Of particular interest is a photograph of little Tom Condell, taken when he was four years old. Research into the Edwards family letters has enabled us to pinpoint the exact date it was taken: Wednesday, February 5, 1868, at S. P. Tresize's Enterprise Gallery in Springfield. Tom was living with his grandparents while his parents, Helen and Moses Condell, were setting up a farm in Kansas. Three days after the photo was taken, Helen Edwards wrote to her daughter: "Alice took Tom down on Wednesday last to Tresize's to have his picture taken. They are done this evening - so I shall probably be able to send you one.
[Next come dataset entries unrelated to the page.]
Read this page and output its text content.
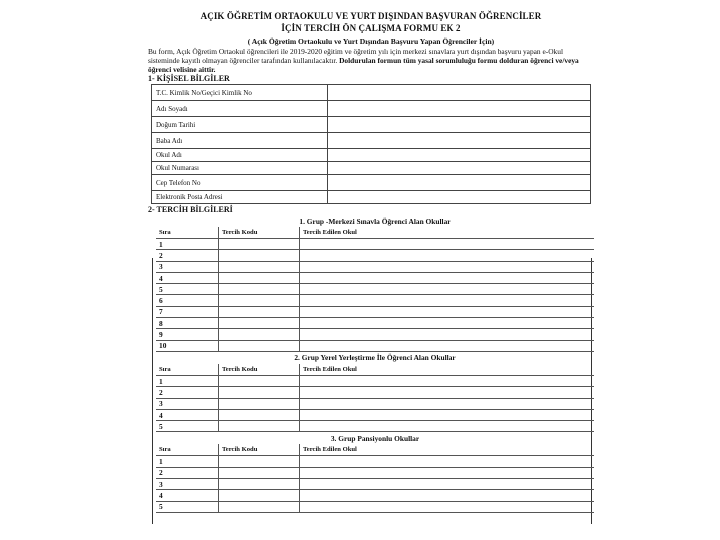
AÇIK ÖĞRETİM ORTAOKULU VE YURT DIŞINDAN BAŞVURAN ÖĞRENCİLER
İÇİN TERCİH ÖN ÇALIŞMA FORMU EK 2
( Açık Öğretim Ortaokulu ve Yurt Dışından Başvuru Yapan Öğrenciler İçin)
Bu form, Açık Öğretim Ortaokul öğrencileri ile 2019-2020 eğitim ve öğretim yılı için merkezi sınavlara yurt dışından başvuru yapan e-Okul sisteminde kayıtlı olmayan öğrenciler tarafından kullanılacaktır. Doldurulan formun tüm yasal sorumluluğu formu dolduran öğrenci ve/veya öğrenci velisine aittir.
1- KİŞİSEL BİLGİLER
T.C. Kimlik No/Geçici Kimlik No	
Adı Soyadı	
Doğum Tarihi	
Baba Adı	
Okul Adı	
Okul Numarası	
Cep Telefon No	
Elektronik Posta Adresi	
2- TERCİH BİLGİLERİ
1. Grup -Merkezi Sınavla Öğrenci Alan Okullar		
Sıra	Tercih Kodu	Tercih Edilen Okul
1		
2		
3		
4		
5		
6		
7		
8		
9		
10		
2. Grup Yerel Yerleştirme İle Öğrenci Alan Okullar		
Sıra	Tercih Kodu	Tercih Edilen Okul
1		
2		
3		
4		
5		
3. Grup Pansiyonlu Okullar		
Sıra	Tercih Kodu	Tercih Edilen Okul
1		
2		
3		
4		
5		
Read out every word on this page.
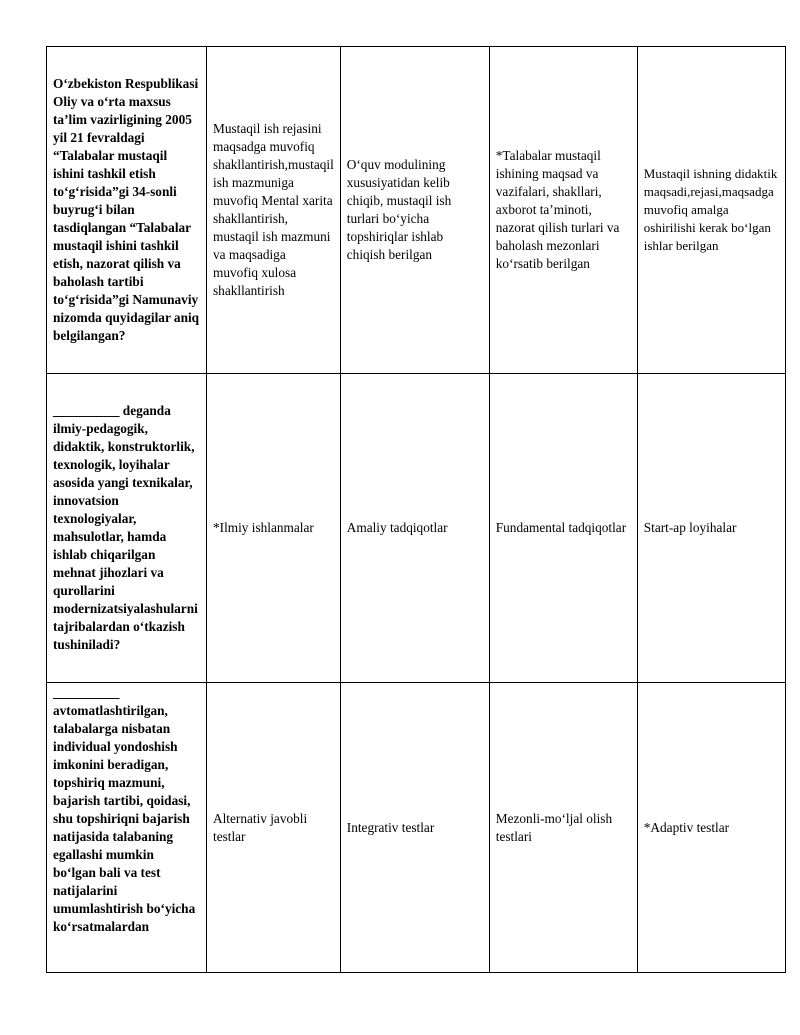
O‘zbekiston Respublikasi Oliy va o‘rta maxsus ta’lim vazirligining 2005 yil 21 fevraldagi “Talabalar mustaqil ishini tashkil etish to‘g‘risida”gi 34-sonli buyrug‘i bilan tasdiqlangan “Talabalar mustaqil ishini tashkil etish, nazorat qilish va baholash tartibi to‘g‘risida”gi Namunaviy nizomda quyidagilar aniq belgilangan?	Mustaqil ish rejasini maqsadga muvofiq shakllantirish,mustaqil ish mazmuniga muvofiq Mental xarita shakllantirish, mustaqil ish mazmuni va maqsadiga muvofiq xulosa shakllantirish	O‘quv modulining xususiyatidan kelib chiqib, mustaqil ish turlari bo‘yicha topshiriqlar ishlab chiqish berilgan	*Talabalar mustaqil ishining maqsad va vazifalari, shakllari, axborot ta’minoti, nazorat qilish turlari va baholash mezonlari ko‘rsatib berilgan	Mustaqil ishning didaktik maqsadi,rejasi,maqsadga muvofiq amalga oshirilishi kerak bo‘lgan ishlar berilgan
__________ deganda ilmiy-pedagogik, didaktik, konstruktorlik, texnologik, loyihalar asosida yangi texnikalar, innovatsion texnologiyalar, mahsulotlar, hamda ishlab chiqarilgan mehnat jihozlari va qurollarini modernizatsiyalashularni tajribalardan o‘tkazish tushiniladi?	*Ilmiy ishlanmalar	Amaliy tadqiqotlar	Fundamental tadqiqotlar	Start-ap loyihalar
__________ avtomatlashtirilgan, talabalarga nisbatan individual yondoshish imkonini beradigan, topshiriq mazmuni, bajarish tartibi, qoidasi, shu topshiriqni bajarish natijasida talabaning egallashi mumkin bo‘lgan bali va test natijalarini umumlashtirish bo‘yicha ko‘rsatmalardan	Alternativ javobli testlar	Integrativ testlar	Mezonli-mo‘ljal olish testlari	*Adaptiv testlar
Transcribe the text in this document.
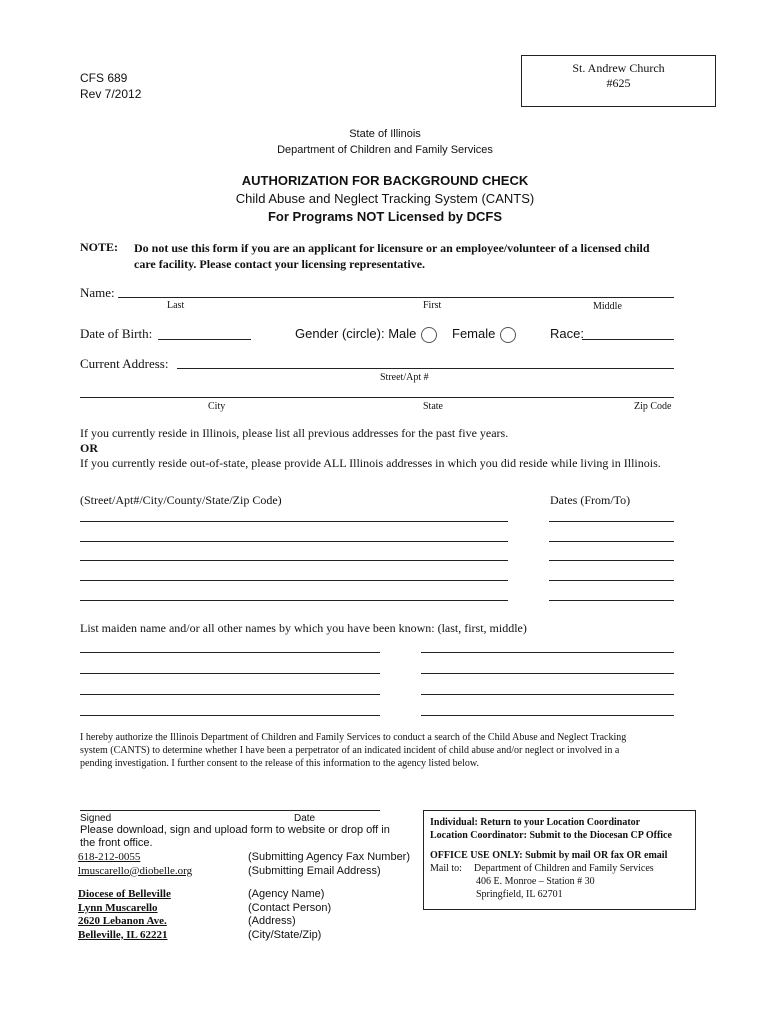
CFS 689
Rev 7/2012
St. Andrew Church
#625
State of Illinois
Department of Children and Family Services
AUTHORIZATION FOR BACKGROUND CHECK
Child Abuse and Neglect Tracking System (CANTS)
For Programs NOT Licensed by DCFS
NOTE: Do not use this form if you are an applicant for licensure or an employee/volunteer of a licensed child
care facility. Please contact your licensing representative.
Name:
Last	First	Middle
Date of Birth:	Gender (circle): Male	Female	Race:
Current Address:
Street/Apt #
City	State	Zip Code
If you currently reside in Illinois, please list all previous addresses for the past five years.
OR
If you currently reside out-of-state, please provide ALL Illinois addresses in which you did reside while living in Illinois.
(Street/Apt#/City/County/State/Zip Code)	Dates (From/To)
List maiden name and/or all other names by which you have been known: (last, first, middle)
I hereby authorize the Illinois Department of Children and Family Services to conduct a search of the Child Abuse and Neglect Tracking
system (CANTS) to determine whether I have been a perpetrator of an indicated incident of child abuse and/or neglect or involved in a
pending investigation. I further consent to the release of this information to the agency listed below.
Signed	Date
Please download, sign and upload form to website or drop off in
the front office.
618-212-0055	(Submitting Agency Fax Number)
lmuscarello@diobelle.org	(Submitting Email Address)
Diocese of Belleville	(Agency Name)
Lynn Muscarello	(Contact Person)
2620 Lebanon Ave.	(Address)
Belleville, IL 62221	(City/State/Zip)
Individual: Return to your Location Coordinator
Location Coordinator: Submit to the Diocesan CP Office
OFFICE USE ONLY: Submit by mail OR fax OR email
Mail to:	Department of Children and Family Services
406 E. Monroe – Station # 30
Springfield, IL 62701
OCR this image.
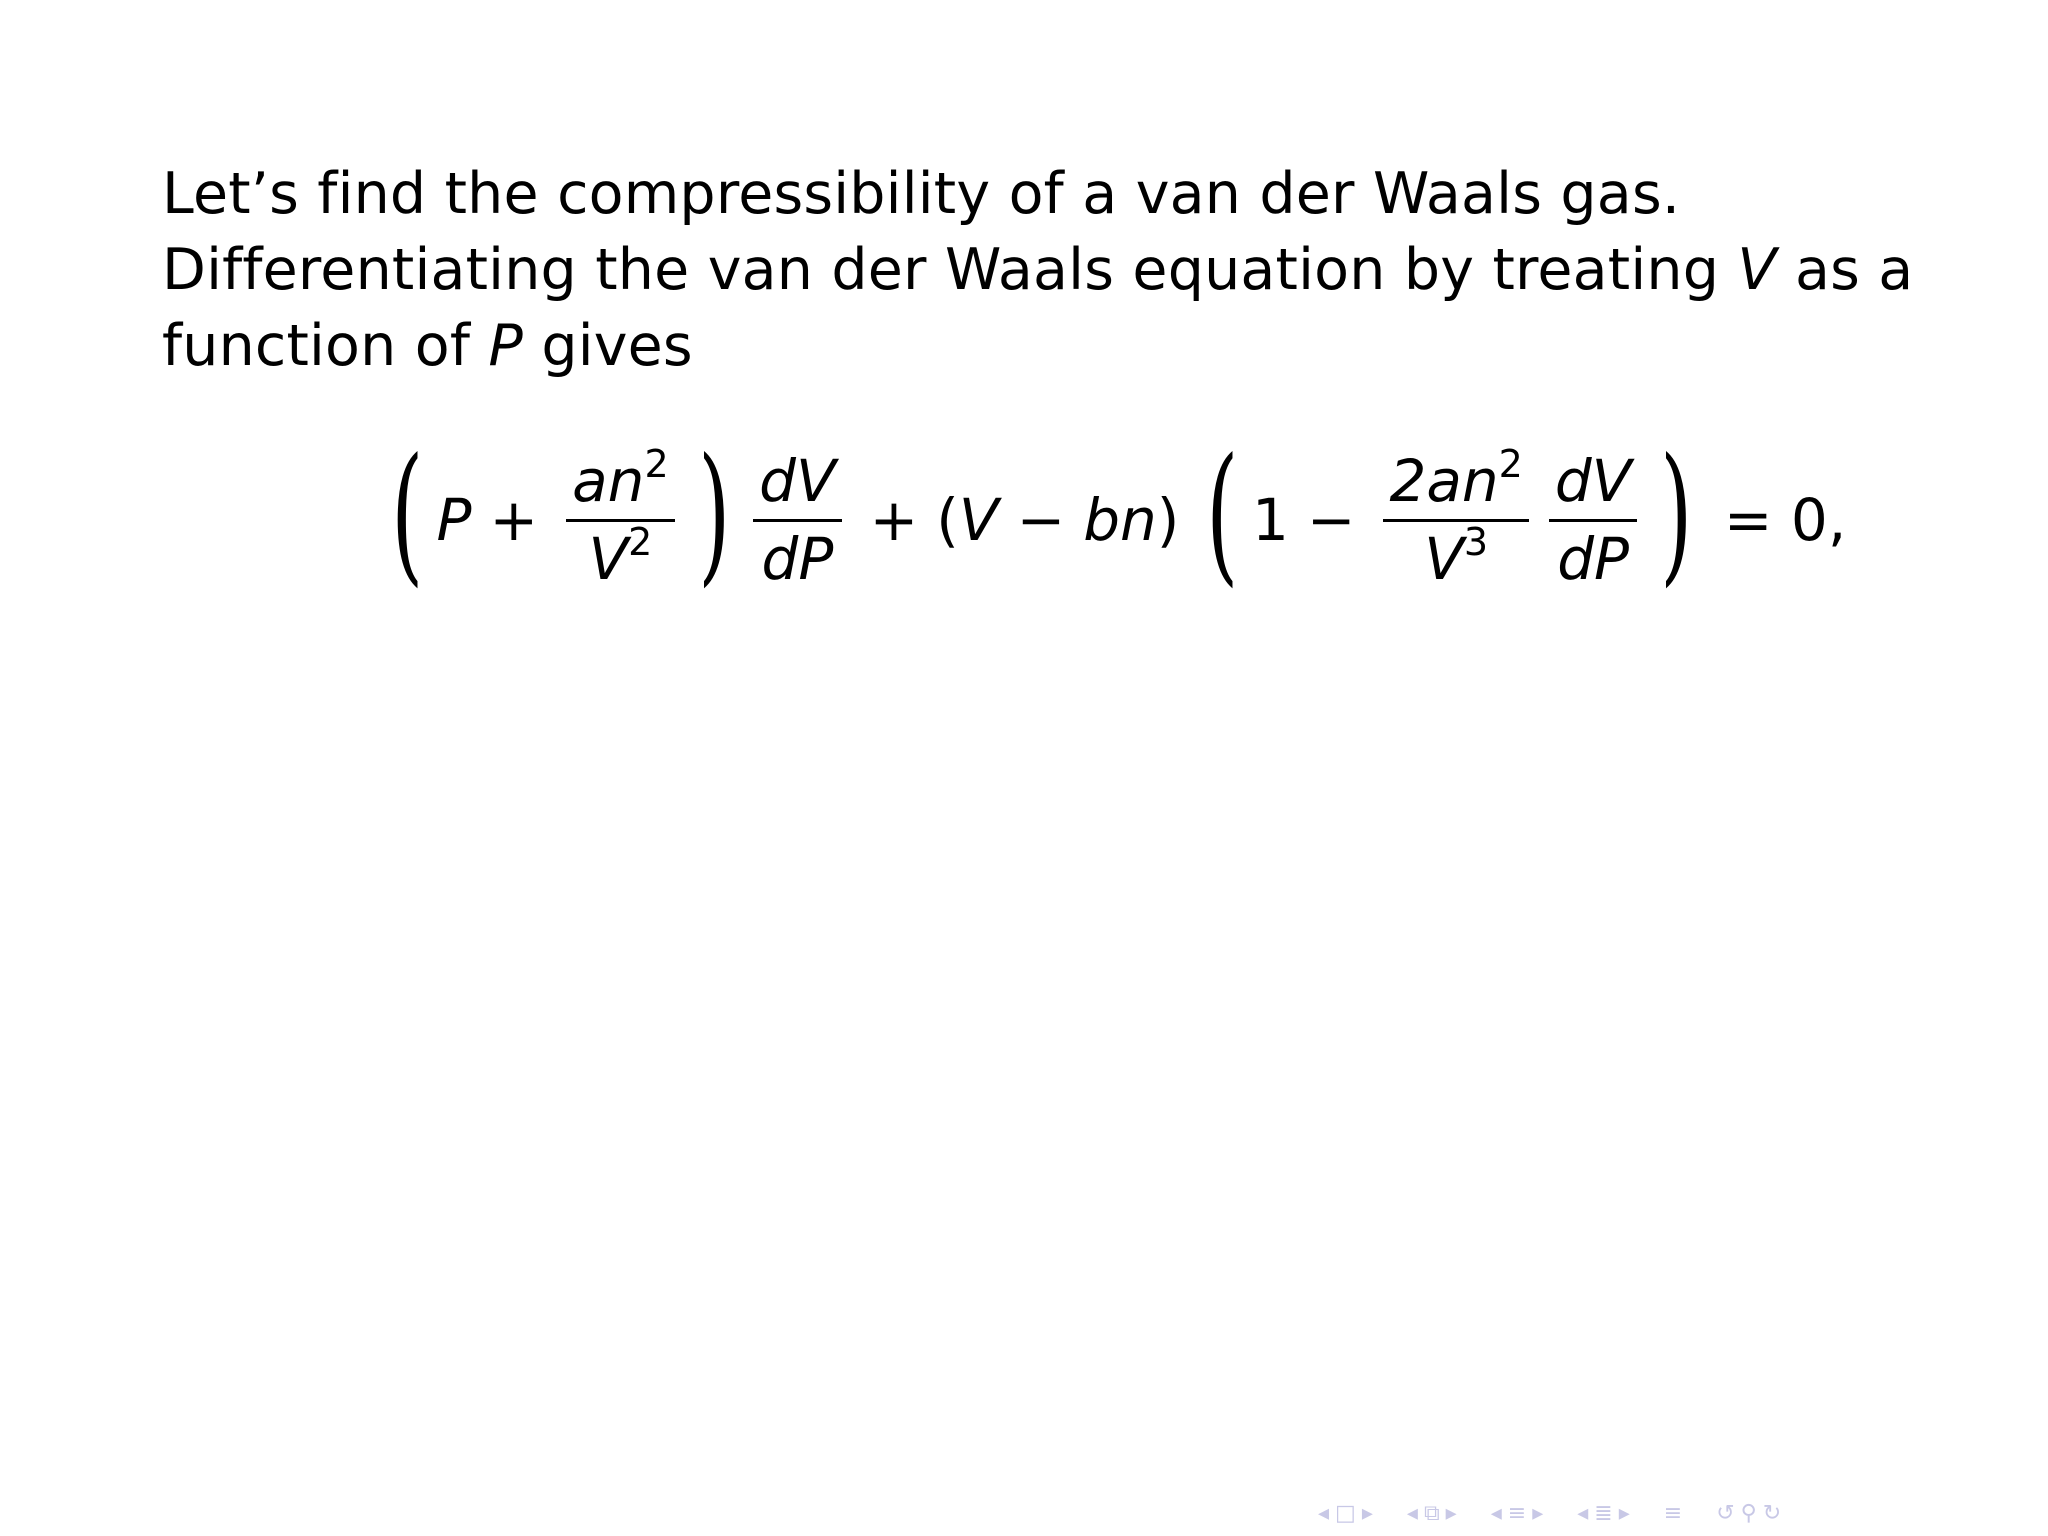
Let’s find the compressibility of a van der Waals gas.
Differentiating the van der Waals equation by treating V as a
function of P gives
( $P + \frac{an^2}{V^2}$ ) $\frac{dV}{dP}$ + ( V − bn ) ( $1 - \frac{2an^2}{V^3} \frac{dV}{dP}$ ) = 0,
◂ □ ▸ ◂ ⧉ ▸ ◂ ≡ ▸ ◂ ≣ ▸ ≡ ↺ ⚲ ↻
He is very well, and I think growing fat." A week later Alice wrote to her sister Helen: "We think Tom's pictures splendid, the one in which he is sitting is too sober, but still a good likeness...the suit he has on is the one Mrs Ferguson and I made him, he is more proud of it than you can imagine and is always delighted when he can put it on."
With this one simple image, several touching family scenes from more than 140 years ago is brought to life: a small boy putting on his favorite suit; a young aunt taking her nephew into a bustling post-Civil War town to have his photograph taken; a family sitting together and examining the pictures; two women writing to a loved one far away to report the progress of her small son.